The bowl was donated by Reverend W. Warner Parry to the University Museum and was part of a large number of ethnographic objects transferred to the Pitt Rivers Museum in 1886. From the accession entry we do not know if the bowl was also collected by Parry or if it came to him through a third party. Parry was part of the British Royal Navy and so it is possible that he travelled to the Northwest coast of America and acquired the bowl in person. A label glued to the side of the object tells us that the bowl was ‘from an Indian burial ground. Maple Bank Esquimault, Vancouver Island’. The bowl is interesting as despite its provenance having been recorded it is unlikely to have originated at Esquimault. In fact, the Haida tribal members who visited in 2009 confirmed the bowl as Haida in origin. However, the style of the bowl is markedly different from all the other Haida grease bowls in the collection. The bowl is one of three bowls with carved with the beaver motif in the Museum collections, the other two coming from the original Pitt Rivers founding collection that came to the Museum in 1884.
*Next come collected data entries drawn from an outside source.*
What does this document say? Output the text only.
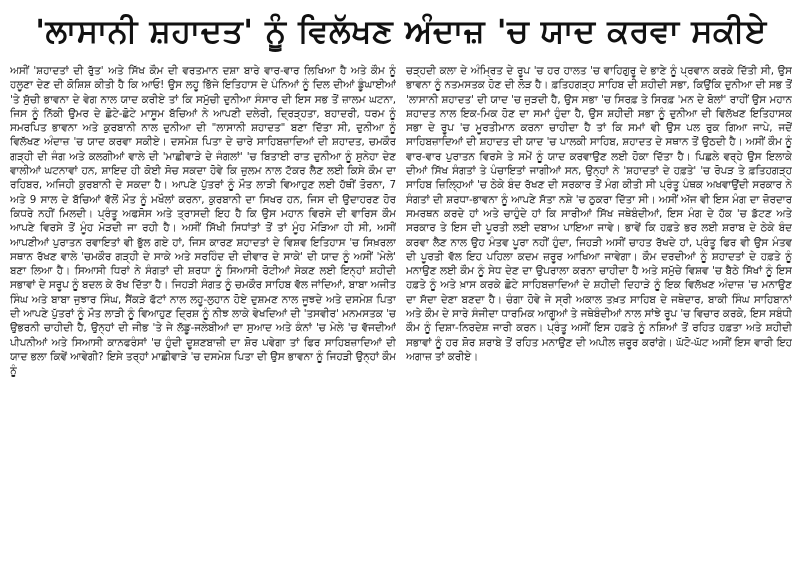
'ਲਾਸਾਨੀ ਸ਼ਹਾਦਤ' ਨੂੰ ਵਿਲੱਖਣ ਅੰਦਾਜ਼ 'ਚ ਯਾਦ ਕਰਵਾ ਸਕੀਏ

ਅਸੀਂ 'ਸ਼ਹਾਦਤਾਂ ਦੀ ਰੁੱਤ' ਅਤੇ ਸਿੱਖ ਕੌਮ ਦੀ ਵਰਤਮਾਨ ਦਸ਼ਾ ਬਾਰੇ ਵਾਰ-ਵਾਰ ਲਿਖਿਆ ਹੈ ਅਤੇ ਕੌਮ ਨੂੰ ਹਲੂਣਾ ਦੇਣ ਦੀ ਕੋਸ਼ਿਸ਼ ਕੀਤੀ ਹੈ ਕਿ ਆਓ! ਉਸ ਲਹੂ ਭਿੱਜੇ ਇਤਿਹਾਸ ਦੇ ਪੰਨਿਆਂ ਨੂੰ ਦਿਲ ਦੀਆਂ ਡੂੰਘਾਈਆਂ 'ਤੇ ਸੁੱਚੀ ਭਾਵਨਾ ਦੇ ਵੇਗ ਨਾਲ ਯਾਦ ਕਰੀਏ ਤਾਂ ਕਿ ਸਮੁੱਚੀ ਦੁਨੀਆ ਸੰਸਾਰ ਦੀ ਇਸ ਸਭ ਤੋਂ ਜ਼ਾਲਮ ਘਟਨਾ, ਜਿਸ ਨੂੰ ਨਿੱਕੀ ਉਮਰ ਦੇ ਛੋਟੇ-ਛੋਟੇ ਮਾਸੂਮ ਬੱਚਿਆਂ ਨੇ ਆਪਣੀ ਦਲੇਰੀ, ਦ੍ਰਿੜ੍ਹਤਾ, ਬਹਾਦਰੀ, ਧਰਮ ਨੂੰ ਸਮਰਪਿਤ ਭਾਵਨਾ ਅਤੇ ਕੁਰਬਾਨੀ ਨਾਲ ਦੁਨੀਆ ਦੀ "ਲਾਸਾਨੀ ਸ਼ਹਾਦਤ" ਬਣਾ ਦਿੱਤਾ ਸੀ, ਦੁਨੀਆ ਨੂੰ ਵਿਲੱਖਣ ਅੰਦਾਜ਼ 'ਚ ਯਾਦ ਕਰਵਾ ਸਕੀਏ। ਦਸਮੇਸ਼ ਪਿਤਾ ਦੇ ਚਾਰੇ ਸਾਹਿਬਜ਼ਾਦਿਆਂ ਦੀ ਸ਼ਹਾਦਤ, ਚਮਕੌਰ ਗੜ੍ਹੀ ਦੀ ਜੰਗ ਅਤੇ ਕਲਗੀਆਂ ਵਾਲੇ ਦੀ 'ਮਾਛੀਵਾੜੇ ਦੇ ਜੰਗਲਾਂ' 'ਚ ਬਿਤਾਈ ਰਾਤ ਦੁਨੀਆ ਨੂੰ ਸੁਨੇਹਾ ਦੇਣ ਵਾਲੀਆਂ ਘਟਨਾਵਾਂ ਹਨ, ਸ਼ਾਇਦ ਹੀ ਕੋਈ ਸੋਚ ਸਕਦਾ ਹੋਵੇ ਕਿ ਜ਼ੁਲਮ ਨਾਲ ਟੱਕਰ ਲੈਣ ਲਈ ਕਿਸੇ ਕੌਮ ਦਾ ਰਹਿਬਰ, ਅਜਿਹੀ ਕੁਰਬਾਨੀ ਦੇ ਸਕਦਾ ਹੈ। ਆਪਣੇ ਪੁੱਤਰਾਂ ਨੂੰ ਮੌਤ ਲਾੜੀ ਵਿਆਹੁਣ ਲਈ ਹੱਥੀਂ ਤੋਰਨਾ, 7 ਅਤੇ 9 ਸਾਲ ਦੇ ਬੱਚਿਆਂ ਵੱਲੋਂ ਮੌਤ ਨੂੰ ਮਖੌਲਾਂ ਕਰਨਾ, ਕੁਰਬਾਨੀ ਦਾ ਸਿਖਰ ਹਨ, ਜਿਸ ਦੀ ਉਦਾਹਰਣ ਹੋਰ ਕਿਧਰੇ ਨਹੀਂ ਮਿਲਦੀ। ਪ੍ਰੰਤੂ ਅਫਸੋਸ ਅਤੇ ਤ੍ਰਾਸਦੀ ਇਹ ਹੈ ਕਿ ਉਸ ਮਹਾਨ ਵਿਰਸੇ ਦੀ ਵਾਰਿਸ ਕੌਮ ਆਪਣੇ ਵਿਰਸੇ ਤੋਂ ਮੂੰਹ ਮੋੜਦੀ ਜਾ ਰਹੀ ਹੈ। ਅਸੀਂ ਸਿੱਖੀ ਸਿਧਾਂਤਾਂ ਤੋਂ ਤਾਂ ਮੂੰਹ ਮੋੜਿਆ ਹੀ ਸੀ, ਅਸੀਂ ਆਪਣੀਆਂ ਪੁਰਾਤਨ ਰਵਾਇਤਾਂ ਵੀ ਭੁੱਲ ਗਏ ਹਾਂ, ਜਿਸ ਕਾਰਣ ਸ਼ਹਾਦਤਾਂ ਦੇ ਵਿਸ਼ਵ ਇਤਿਹਾਸ 'ਚ ਸਿਖ਼ਰਲਾ ਸਥਾਨ ਰੱਖਣ ਵਾਲੇ 'ਚਮਕੌਰ ਗੜ੍ਹੀ ਦੇ ਸਾਕੇ ਅਤੇ ਸਰਹਿੰਦ ਦੀ ਦੀਵਾਰ ਦੇ ਸਾਕੇ' ਦੀ ਯਾਦ ਨੂੰ ਅਸੀਂ 'ਮੇਲੇ' ਬਣਾ ਲਿਆ ਹੈ। ਸਿਆਸੀ ਧਿਰਾਂ ਨੇ ਸੰਗਤਾਂ ਦੀ ਸ਼ਰਧਾ ਨੂੰ ਸਿਆਸੀ ਰੋਟੀਆਂ ਸੇਕਣ ਲਈ ਇਨ੍ਹਾਂ ਸ਼ਹੀਦੀ ਸਭਾਵਾਂ ਦੇ ਸਰੂਪ ਨੂੰ ਬਦਲ ਕੇ ਰੱਖ ਦਿੱਤਾ ਹੈ। ਜਿਹੜੀ ਸੰਗਤ ਨੂੰ ਚਮਕੌਰ ਸਾਹਿਬ ਵੱਲ ਜਾਂਦਿਆਂ, ਬਾਬਾ ਅਜੀਤ ਸਿੰਘ ਅਤੇ ਬਾਬਾ ਜੁਝਾਰ ਸਿੰਘ, ਸੈਂਕੜੇ ਫੱਟਾਂ ਨਾਲ ਲਹੂ-ਲੁਹਾਨ ਹੋਏ ਦੁਸ਼ਮਣ ਨਾਲ ਜੂਝਦੇ ਅਤੇ ਦਸਮੇਸ਼ ਪਿਤਾ ਦੀ ਆਪਣੇ ਪੁੱਤਰਾਂ ਨੂੰ ਮੌਤ ਲਾੜੀ ਨੂੰ ਵਿਆਹੁਣ ਦ੍ਰਿਸ਼ ਨੂੰ ਨੀਝ ਲਾਕੇ ਵੇਖਦਿਆਂ ਦੀ 'ਤਸਵੀਰ' ਮਨਮਸਤਕ 'ਚ ਉਭਰਨੀ ਚਾਹੀਦੀ ਹੈ, ਉਨ੍ਹਾਂ ਦੀ ਜੀਭ 'ਤੇ ਜੇ ਲੱਡੂ-ਜਲੇਬੀਆਂ ਦਾ ਸੁਆਦ ਅਤੇ ਕੰਨਾਂ 'ਚ ਮੇਲੇ 'ਚ ਵੱਜਦੀਆਂ ਪੀਪਨੀਆਂ ਅਤੇ ਸਿਆਸੀ ਕਾਨਫਰੰਸਾਂ 'ਚ ਹੁੰਦੀ ਦੂਸ਼ਣਬਾਜ਼ੀ ਦਾ ਸ਼ੋਰ ਪਵੇਗਾ ਤਾਂ ਫਿਰ ਸਾਹਿਬਜ਼ਾਦਿਆਂ ਦੀ ਯਾਦ ਭਲਾ ਕਿਵੇਂ ਆਵੇਗੀ? ਇਸੇ ਤਰ੍ਹਾਂ ਮਾਛੀਵਾੜੇ 'ਚ ਦਸਮੇਸ਼ ਪਿਤਾ ਦੀ ਉਸ ਭਾਵਨਾ ਨੂੰ ਜਿਹੜੀ ਉਨ੍ਹਾਂ ਕੌਮ ਨੂੰ

ਚੜ੍ਹਦੀ ਕਲਾ ਦੇ ਅੰਮ੍ਰਿਤ ਦੇ ਰੂਪ 'ਚ ਹਰ ਹਾਲਤ 'ਚ ਵਾਹਿਗੁਰੂ ਦੇ ਭਾਣੇ ਨੂੰ ਪ੍ਰਵਾਨ ਕਰਕੇ ਦਿੱਤੀ ਸੀ, ਉਸ ਭਾਵਨਾ ਨੂੰ ਨਤਮਸਤਕ ਹੋਣ ਦੀ ਲੋੜ ਹੈ। ਫ਼ਤਿਹਗੜ੍ਹ ਸਾਹਿਬ ਦੀ ਸ਼ਹੀਦੀ ਸਭਾ, ਕਿਉਂਕਿ ਦੁਨੀਆ ਦੀ ਸਭ ਤੋਂ 'ਲਾਸਾਨੀ ਸ਼ਹਾਦਤ' ਦੀ ਯਾਦ 'ਚ ਜੁੜਦੀ ਹੈ, ਉਸ ਸਭਾ 'ਚ ਸਿਰਫ਼ ਤੇ ਸਿਰਫ਼ 'ਮਨ ਦੇ ਬੋਲਾਂ' ਰਾਹੀਂ ਉਸ ਮਹਾਨ ਸ਼ਹਾਦਤ ਨਾਲ ਇਕ-ਮਿਕ ਹੋਣ ਦਾ ਸਮਾਂ ਹੁੰਦਾ ਹੈ, ਉਸ ਸ਼ਹੀਦੀ ਸਭਾ ਨੂੰ ਦੁਨੀਆ ਦੀ ਵਿਲੱਖਣ ਇਤਿਹਾਸਕ ਸਭਾ ਦੇ ਰੂਪ 'ਚ ਮੂਰਤੀਮਾਨ ਕਰਨਾ ਚਾਹੀਦਾ ਹੈ ਤਾਂ ਕਿ ਸਮਾਂ ਵੀ ਉਸ ਪਲ ਰੁਕ ਗਿਆ ਜਾਪੇ, ਜਦੋਂ ਸਾਹਿਬਜ਼ਾਦਿਆਂ ਦੀ ਸ਼ਹਾਦਤ ਦੀ ਯਾਦ 'ਚ ਪਾਲਕੀ ਸਾਹਿਬ, ਸ਼ਹਾਦਤ ਦੇ ਸਥਾਨ ਤੋਂ ਉਠਦੀ ਹੈ। ਅਸੀਂ ਕੌਮ ਨੂੰ ਵਾਰ-ਵਾਰ ਪੁਰਾਤਨ ਵਿਰਸੇ ਤੇ ਸਮੇਂ ਨੂੰ ਯਾਦ ਕਰਵਾਉਣ ਲਈ ਹੋਕਾ ਦਿੱਤਾ ਹੈ। ਪਿਛਲੇ ਵਰ੍ਹੇ ਉਸ ਇਲਾਕੇ ਦੀਆਂ ਸਿੱਖ ਸੰਗਤਾਂ ਤੇ ਪੰਚਾਇਤਾਂ ਜਾਗੀਆਂ ਸਨ, ਉਨ੍ਹਾਂ ਨੇ 'ਸ਼ਹਾਦਤਾਂ ਦੇ ਹਫ਼ਤੇ' 'ਚ ਰੋਪੜ ਤੇ ਫ਼ਤਿਹਗੜ੍ਹ ਸਾਹਿਬ ਜ਼ਿਲ੍ਹਿਆਂ 'ਚ ਠੇਕੇ ਬੰਦ ਰੱਖਣ ਦੀ ਸਰਕਾਰ ਤੋਂ ਮੰਗ ਕੀਤੀ ਸੀ ਪ੍ਰੰਤੂ ਪੰਥਕ ਅਖਵਾਉਂਦੀ ਸਰਕਾਰ ਨੇ ਸੰਗਤਾਂ ਦੀ ਸ਼ਰਧਾ-ਭਾਵਨਾ ਨੂੰ ਆਪਣੇ ਸੱਤਾ ਨਸ਼ੇ 'ਚ ਠੁਕਰਾ ਦਿੱਤਾ ਸੀ। ਅਸੀਂ ਅੱਜ ਵੀ ਇਸ ਮੰਗ ਦਾ ਜ਼ੋਰਦਾਰ ਸਮਰਥਨ ਕਰਦੇ ਹਾਂ ਅਤੇ ਚਾਹੁੰਦੇ ਹਾਂ ਕਿ ਸਾਰੀਆਂ ਸਿੱਖ ਜਥੇਬੰਦੀਆਂ, ਇਸ ਮੰਗ ਦੇ ਹੱਕ 'ਚ ਡੱਟਣ ਅਤੇ ਸਰਕਾਰ ਤੇ ਇਸ ਦੀ ਪੂਰਤੀ ਲਈ ਦਬਾਅ ਪਾਇਆ ਜਾਵੇ। ਭਾਵੇਂ ਕਿ ਹਫ਼ਤੇ ਭਰ ਲਈ ਸ਼ਰਾਬ ਦੇ ਠੇਕੇ ਬੰਦ ਕਰਵਾ ਲੈਣ ਨਾਲ ਉਹ ਮੰਤਵ ਪੂਰਾ ਨਹੀਂ ਹੁੰਦਾ, ਜਿਹੜੀ ਅਸੀਂ ਚਾਹਤ ਰੱਖਦੇ ਹਾਂ, ਪ੍ਰੰਤੂ ਫਿਰ ਵੀ ਉਸ ਮੰਤਵ ਦੀ ਪੂਰਤੀ ਵੱਲ ਇਹ ਪਹਿਲਾ ਕਦਮ ਜ਼ਰੂਰ ਆਖਿਆ ਜਾਵੇਗਾ। ਕੌਮ ਦਰਦੀਆਂ ਨੂੰ ਸ਼ਹਾਦਤਾਂ ਦੇ ਹਫ਼ਤੇ ਨੂੰ ਮਨਾਉਣ ਲਈ ਕੌਮ ਨੂੰ ਸੇਧ ਦੇਣ ਦਾ ਉਪਰਾਲਾ ਕਰਨਾ ਚਾਹੀਦਾ ਹੈ ਅਤੇ ਸਮੁੱਚੇ ਵਿਸ਼ਵ 'ਚ ਬੈਠੇ ਸਿੱਖਾਂ ਨੂੰ ਇਸ ਹਫ਼ਤੇ ਨੂੰ ਅਤੇ ਖ਼ਾਸ ਕਰਕੇ ਛੋਟੇ ਸਾਹਿਬਜ਼ਾਦਿਆਂ ਦੇ ਸ਼ਹੀਦੀ ਦਿਹਾੜੇ ਨੂੰ ਇਕ ਵਿਲੱਖਣ ਅੰਦਾਜ਼ 'ਚ ਮਨਾਉਣ ਦਾ ਸੱਦਾ ਦੇਣਾ ਬਣਦਾ ਹੈ। ਚੰਗਾ ਹੋਵੇ ਜੇ ਸ੍ਰੀ ਅਕਾਲ ਤਖ਼ਤ ਸਾਹਿਬ ਦੇ ਜਥੇਦਾਰ, ਬਾਕੀ ਸਿੰਘ ਸਾਹਿਬਾਨਾਂ ਅਤੇ ਕੌਮ ਦੇ ਸਾਰੇ ਸੰਜੀਦਾ ਧਾਰਮਿਕ ਆਗੂਆਂ ਤੇ ਜਥੇਬੰਦੀਆਂ ਨਾਲ ਸਾਂਝੇ ਰੂਪ 'ਚ ਵਿਚਾਰ ਕਰਕੇ, ਇਸ ਸਬੰਧੀ ਕੌਮ ਨੂੰ ਦਿਸ਼ਾ-ਨਿਰਦੇਸ਼ ਜਾਰੀ ਕਰਨ। ਪ੍ਰੰਤੂ ਅਸੀਂ ਇਸ ਹਫ਼ਤੇ ਨੂੰ ਨਸ਼ਿਆਂ ਤੋਂ ਰਹਿਤ ਹਫ਼ਤਾ ਅਤੇ ਸ਼ਹੀਦੀ ਸਭਾਵਾਂ ਨੂੰ ਹਰ ਸ਼ੋਰ ਸ਼ਰਾਬੇ ਤੋਂ ਰਹਿਤ ਮਨਾਉਣ ਦੀ ਅਪੀਲ ਜ਼ਰੂਰ ਕਰਾਂਗੇ। ਘੱਟੋ-ਘੱਟ ਅਸੀਂ ਇਸ ਵਾਰੀ ਇਹ ਅਗਾਜ਼ ਤਾਂ ਕਰੀਏ।
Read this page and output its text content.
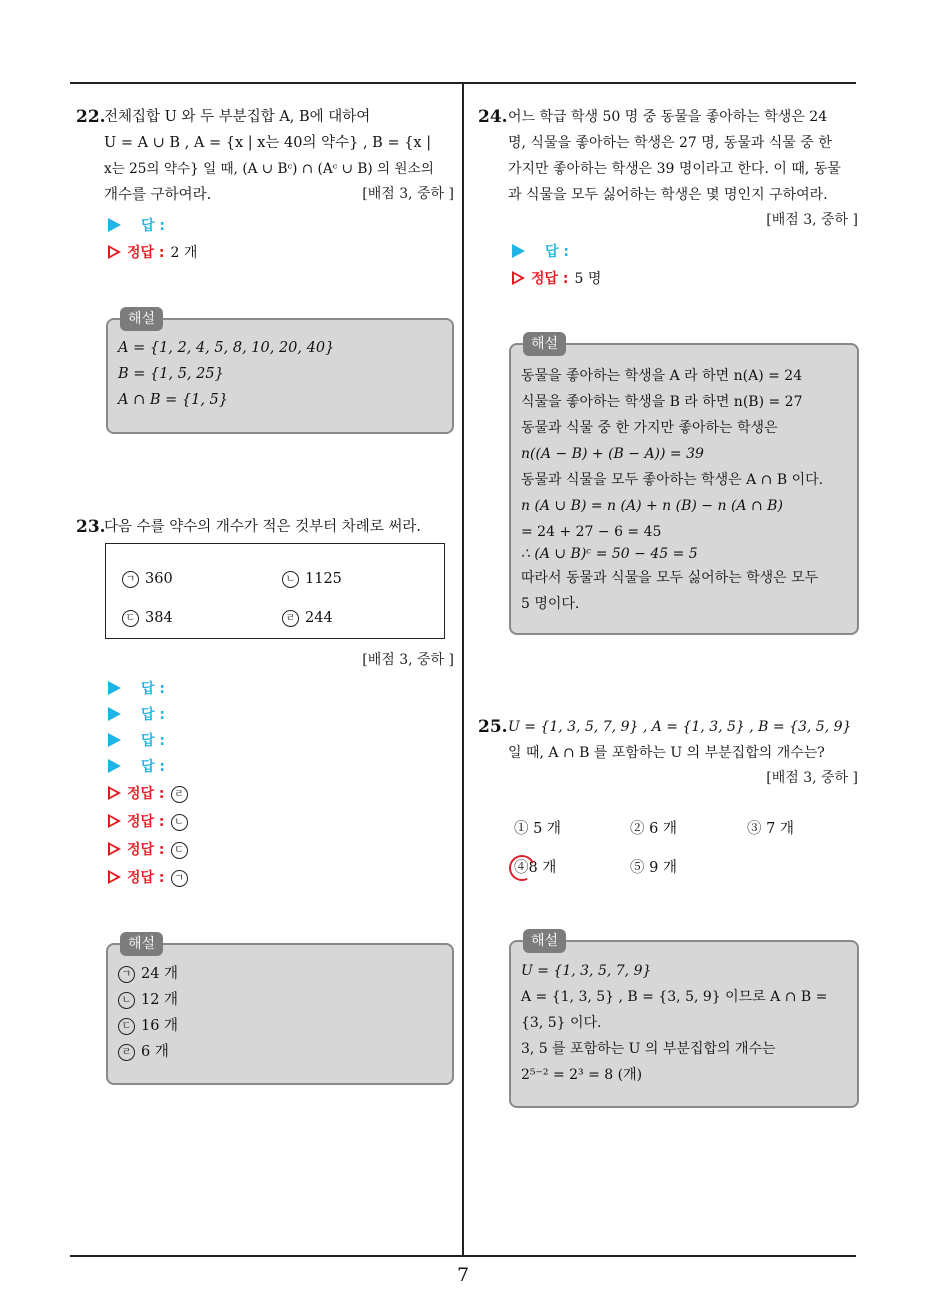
7
22.
전체집합 U 와 두 부분집합 A, B에 대하여
U = A ∪ B , A = {x | x는 40의 약수} , B = {x |
x는 25의 약수} 일 때, (A ∪ Bᶜ) ∩ (Aᶜ ∪ B) 의 원소의
개수를 구하여라.	[배점 3, 중하 ]
답 :
정답 : 2 개
해설
A = {1, 2, 4, 5, 8, 10, 20, 40}
B = {1, 5, 25}
A ∩ B = {1, 5}
23.
다음 수를 약수의 개수가 적은 것부터 차례로 써라.
ㄱ 360	ㄴ 1125
ㄷ 384	ㄹ 244
[배점 3, 중하 ]
답 :
답 :
답 :
답 :
정답 : ㄹ
정답 : ㄴ
정답 : ㄷ
정답 : ㄱ
해설
ㄱ 24 개
ㄴ 12 개
ㄷ 16 개
ㄹ 6 개
24. 어느 학급 학생 50 명 중 동물을 좋아하는 학생은 24
명, 식물을 좋아하는 학생은 27 명, 동물과 식물 중 한
가지만 좋아하는 학생은 39 명이라고 한다. 이 때, 동물
과 식물을 모두 싫어하는 학생은 몇 명인지 구하여라.
[배점 3, 중하 ]
답 :
정답 : 5 명
해설
동물을 좋아하는 학생을 A 라 하면 n(A) = 24
식물을 좋아하는 학생을 B 라 하면 n(B) = 27
동물과 식물 중 한 가지만 좋아하는 학생은
n((A − B) + (B − A)) = 39
동물과 식물을 모두 좋아하는 학생은 A ∩ B 이다.
n (A ∪ B) = n (A) + n (B) − n (A ∩ B)
= 24 + 27 − 6 = 45
∴ (A ∪ B)ᶜ = 50 − 45 = 5
따라서 동물과 식물을 모두 싫어하는 학생은 모두
5 명이다.
25. U = {1, 3, 5, 7, 9} , A = {1, 3, 5} , B = {3, 5, 9}
일 때, A ∩ B 를 포함하는 U 의 부분집합의 개수는?
[배점 3, 중하 ]
① 5 개	② 6 개	③ 7 개
④8 개	⑤ 9 개
해설
U = {1, 3, 5, 7, 9}
A = {1, 3, 5} , B = {3, 5, 9} 이므로 A ∩ B =
{3, 5} 이다.
3, 5 를 포함하는 U 의 부분집합의 개수는
2⁵⁻² = 2³ = 8 (개)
Beaver bowl 1884.68.48 © Pitt Rivers Museum
Beaver bowl 1884.68.58 © Pitt Rivers Museum 
The symbol of the beaver in Northwest coast tradition represents the values of productivity, creativity, creation, cooperation, persistence and harmony. The beaver is also serious and hardworking. We have a number of objects with the beaver totem from Haida Gwaii, an archipelago on the North coast of British Columbia formally known as the Queen Charlotte islands. Many are associated with rank, status and prestige. Indeed, the beaver bowl is on display in the Museum in a display case of the same title (case 58.A), such beautifully carved and handmade objects belonged to significant Haida families.

It is the exquisite carving and anthropomorphic nature of the beaver which appeals to me so much in the design of the bowl. The Haida I met in 2009 were warm and animated people, it is through them that the objects I had spent time passively observing came alive and spoke of the people who made them and used them in their former life before they became a part of a Museum collection.